Money factor is the leasing business version of APR. It is a way for dealerships and leasing companies to set appropriate rates based on credit risk of the lessor. You want to obtain the lowest money factor possible. This will ensure your rate is as low as it can be.
Leasing and buying are two very different option. There are many strongly compelling reasons to lease. But leasing isn’t a magic bullet, and it won’t be the best decision for every buyer.
The best thing you can do to decide whether leasing or buying is the right option for you is to go into your car search as well-informed as possible. With all the relevant information, you will be able to make a rational and informed decision.
One of the most obvious drawbacks of leasing is that you won’t own the car.
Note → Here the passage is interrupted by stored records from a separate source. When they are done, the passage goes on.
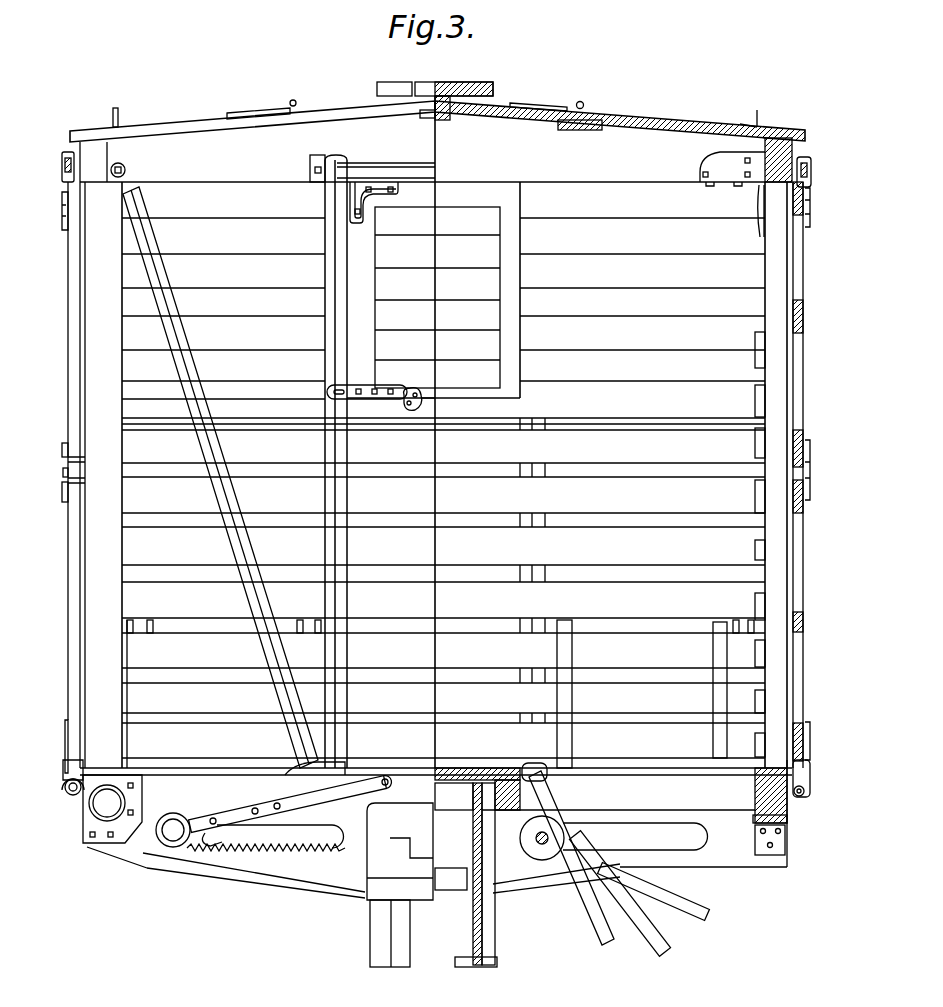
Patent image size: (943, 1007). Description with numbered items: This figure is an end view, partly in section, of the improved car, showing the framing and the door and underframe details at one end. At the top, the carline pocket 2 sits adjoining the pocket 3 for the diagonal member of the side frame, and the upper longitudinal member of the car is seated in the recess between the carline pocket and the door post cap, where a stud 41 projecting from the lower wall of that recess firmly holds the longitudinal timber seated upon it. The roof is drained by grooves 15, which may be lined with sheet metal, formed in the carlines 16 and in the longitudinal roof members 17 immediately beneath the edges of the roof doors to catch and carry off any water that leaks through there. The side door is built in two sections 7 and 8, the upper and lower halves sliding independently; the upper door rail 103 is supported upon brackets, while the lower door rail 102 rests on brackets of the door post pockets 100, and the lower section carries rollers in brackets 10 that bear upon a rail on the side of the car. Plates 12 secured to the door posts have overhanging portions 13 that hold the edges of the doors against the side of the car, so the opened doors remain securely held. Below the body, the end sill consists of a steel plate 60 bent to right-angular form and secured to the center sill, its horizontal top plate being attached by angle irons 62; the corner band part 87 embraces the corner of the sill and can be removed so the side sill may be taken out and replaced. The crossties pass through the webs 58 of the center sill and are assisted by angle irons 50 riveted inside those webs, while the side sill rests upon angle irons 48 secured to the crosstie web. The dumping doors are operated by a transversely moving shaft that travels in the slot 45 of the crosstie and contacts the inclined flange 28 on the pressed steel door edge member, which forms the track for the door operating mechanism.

The carline pocket 2 is at (742, 161).
The pocket for the diagonal member of the side frame 3 is at (760, 184).
The upper door section 7 is at (74, 322).
The lower door section 8 is at (74, 608).
The roller brackets 10 is at (68, 206).
The plates 12 is at (66, 472).
The overhanging portions 13 is at (64, 443).
The grooves 15 is at (580, 124).
The carlines 16 is at (620, 133).
The longitudinal roof members 17 is at (568, 122).
The inclined flange 28 is at (590, 907).
The stud 41 is at (756, 822).
The slot in the crosstie 45 is at (447, 837).
The angle irons 48 is at (786, 852).
The angle irons 50 is at (451, 879).
The webs 58 is at (473, 927).
The steel plate of the end sill 60 is at (290, 804).
The angle irons 62 is at (473, 797).
The corner band part 87 is at (105, 845).
The door post pockets 100 is at (800, 803).
The lower door rail 102 is at (70, 798).
The upper door rail 103 is at (72, 168).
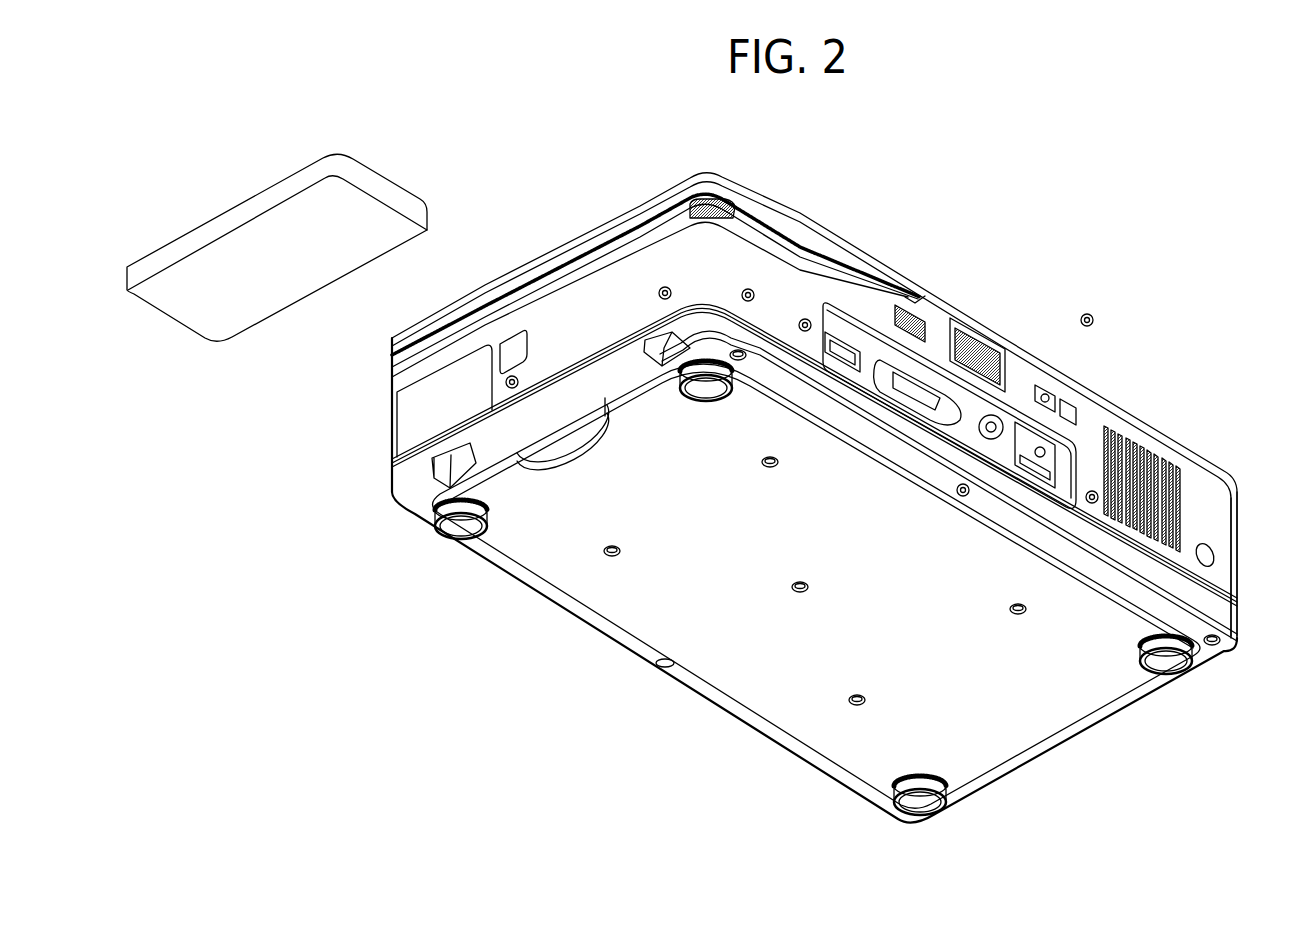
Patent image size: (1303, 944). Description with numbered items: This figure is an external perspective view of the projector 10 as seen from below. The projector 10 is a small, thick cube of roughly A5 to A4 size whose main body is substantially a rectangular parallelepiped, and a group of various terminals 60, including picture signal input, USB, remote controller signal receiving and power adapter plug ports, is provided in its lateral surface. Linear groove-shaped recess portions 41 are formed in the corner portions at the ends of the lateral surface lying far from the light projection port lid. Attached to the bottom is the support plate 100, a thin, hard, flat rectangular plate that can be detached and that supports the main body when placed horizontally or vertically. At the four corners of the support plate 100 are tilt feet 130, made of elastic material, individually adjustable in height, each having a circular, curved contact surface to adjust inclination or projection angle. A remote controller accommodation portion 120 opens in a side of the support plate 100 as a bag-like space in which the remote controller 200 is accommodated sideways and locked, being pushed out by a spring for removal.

The projector 10 is at (1060, 248).
The linear groove-shaped recess portion 41 is at (1240, 560).
The group of various terminals 60 is at (1030, 370).
The support plate 100 is at (756, 657).
The remote controller accommodation portion 120 is at (568, 433).
The tilt foot 130 is at (708, 385).
The remote controller 200 is at (252, 247).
However, this is less of a detriment than most people realize.
Not owning the car means that you won’t be able to build equity in it or use it as collateral. But with a rapidly depreciating asset like a car, this isn’t always a bad thing.
But not owning also means you won’t take on the considerable risks of ownership. The largest of these is the risk that you may default on your bank loan, wiping out all of your equity and having the vehicle repossessed by the bank.
Perhaps the strongest selling point for leasing is the absolutely gigantic reductions in up-front costs that are possible versus buying. The drive-off costs when purchasing a new car can easily run into the tens of thousands of dollars. Most people, especially the working class, who often are most in need of a reliable car, simply cannot afford those kinds of outlays.
With leasing, you can drive away in a brand new car, for what oftentimes amounts to just a few hundred dollars in up-front costs. This is a sweet deal for anyone who needs the reliability and confidence of a new car for family or work.
One of the most underappreciated aspects of leasing is that you won’t need to hassle with selling your car. Selling cars can take tens of hours and thousands in costs. Most people with decent jobs will actually net more money by leasing and working than by owning and selling their car.
When the lease is done, you get to walk away. It’s as simple as that. You often have the option to buy but are under no obligation to do so.